Dynamic contrast-enhanced magnetic resonance imaging (MRI) is the optimal modality to assess for rupture and silicone granuloma formation. An MRI should be done for every patient with breast implants who presents with a breast or armpit mass 33. MRI findings of free silicone include separated foci of low signal intensity on fat-suppressed T1-weighted images and high signal intensity on the water-suppressed T2-weighted images. Typical MRI findings for silicone granulomas include evidence of implant collapse with free silicone particles outside the prosthetic shell and in the tissue surrounding the fibrous shell that forms around the implant. These findings in the context of rupture can reliably diagnose silicone granuloma and exclude breast cancer 34. Contrast enhancement of silicone granulomas on MRI is atypical but occurred in a patient reported by Grubstein et al. 33.
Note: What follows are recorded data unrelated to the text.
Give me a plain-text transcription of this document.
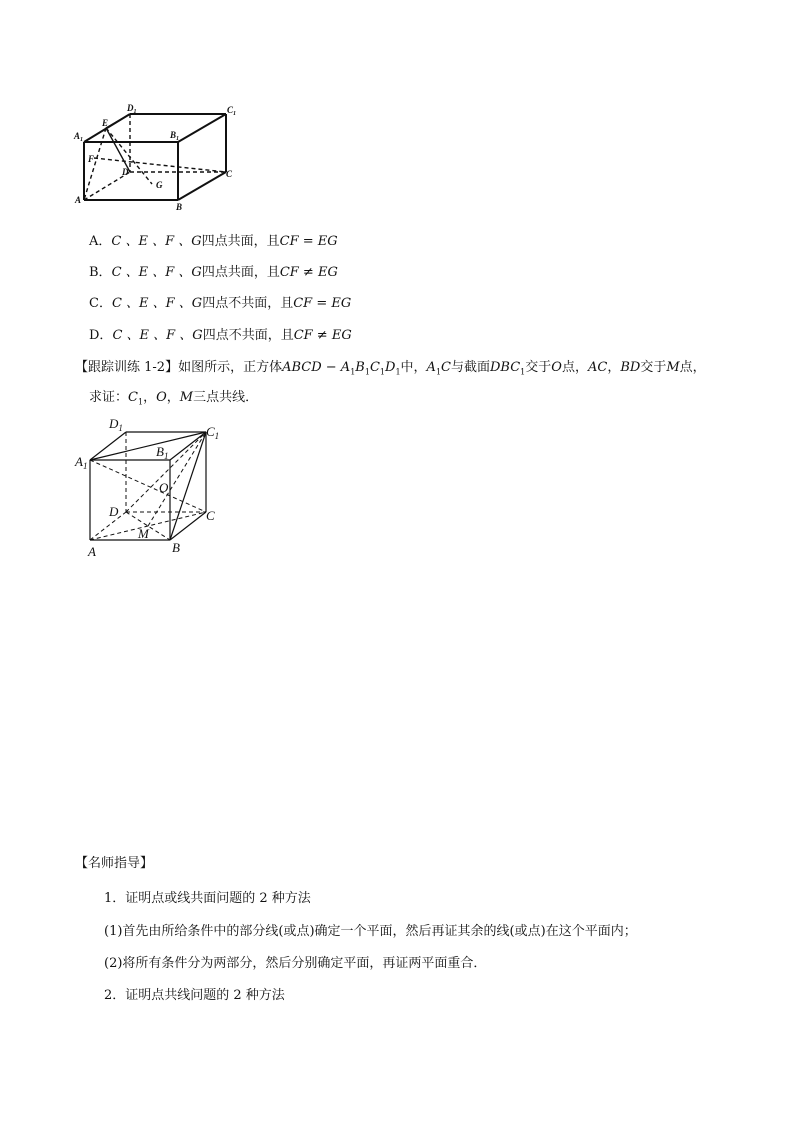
$D_1$	$C_1$
$A_1$	$B_1$
E
F
D
G
A
B
C
A．C 、E 、F 、G四点共面，且CF = EG
B．C 、E 、F 、G四点共面，且CF ≠ EG
C．C 、E 、F 、G四点不共面，且CF = EG
D．C 、E 、F 、G四点不共面，且CF ≠ EG
【跟踪训练 1-2】如图所示，正方体ABCD − $A_1B_1C_1D_1$中，$A_1C$与截面$DBC_1$交于O点，AC，BD交于M点，
求证：$C_1$，O，M三点共线．
$D_1$	$C_1$
$A_1$
$B_1$
O
D	C
M
A	B
【名师指导】
1．证明点或线共面问题的 2 种方法
(1)首先由所给条件中的部分线(或点)确定一个平面，然后再证其余的线(或点)在这个平面内；
(2)将所有条件分为两部分，然后分别确定平面，再证两平面重合．
2．证明点共线问题的 2 种方法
The classic appearance of silicone on sonography is a high echogenic pattern which shows posterior echoes with a well-defined anterior margin and a loss of detail posterior margin. This pattern has been described as “echo-dense noise” or “snowstorm” 35, however, findings may be nonspecific.

The use of positron emission tomography (PET) computed tomography (CT) for oncological surveillance in patients with siliconomas may yield false-positive results; the inflammatory cells of silicone granulomas have increased fluorodeoxyglucose (FDG) uptake from avid glycolysis 36.

Pathological tissue specimens remain the gold standard for diagnosis of silicone granuloma. Biopsy was the final diagnostic step for many patients in our literature review. However, sampling error is always a concern. Multiple biopsies were not sufficient to rule out cancer in our patient given her imaging results. A personal history of breast cancer may also warrant further workup for patients with a negative biopsy 37.

Silicone granuloma treatment

There are no established guidelines for management of silicone granuloma, though excluding cancer is paramount. Treatment of silicone granulomas is difficult and often unsuccessful. Modalities have included intralesional and systemic corticosteroids 11, minocycline 38, imiquimod cream 2, liposuction, lasers, and local resection 1. Surgical removal is the only definitive method of relieving symptoms and avoiding future complications 19. Moreover, surgical excision is often difficult because of migration of silicone to distant sites, resulting in incomplete removal or requiring wide excision 2. An TNF inhibitor etanercept could be of benefit for silicone granulomas, however, further data and experience are needed, and the long-term safety of etanercept must be monitored 6.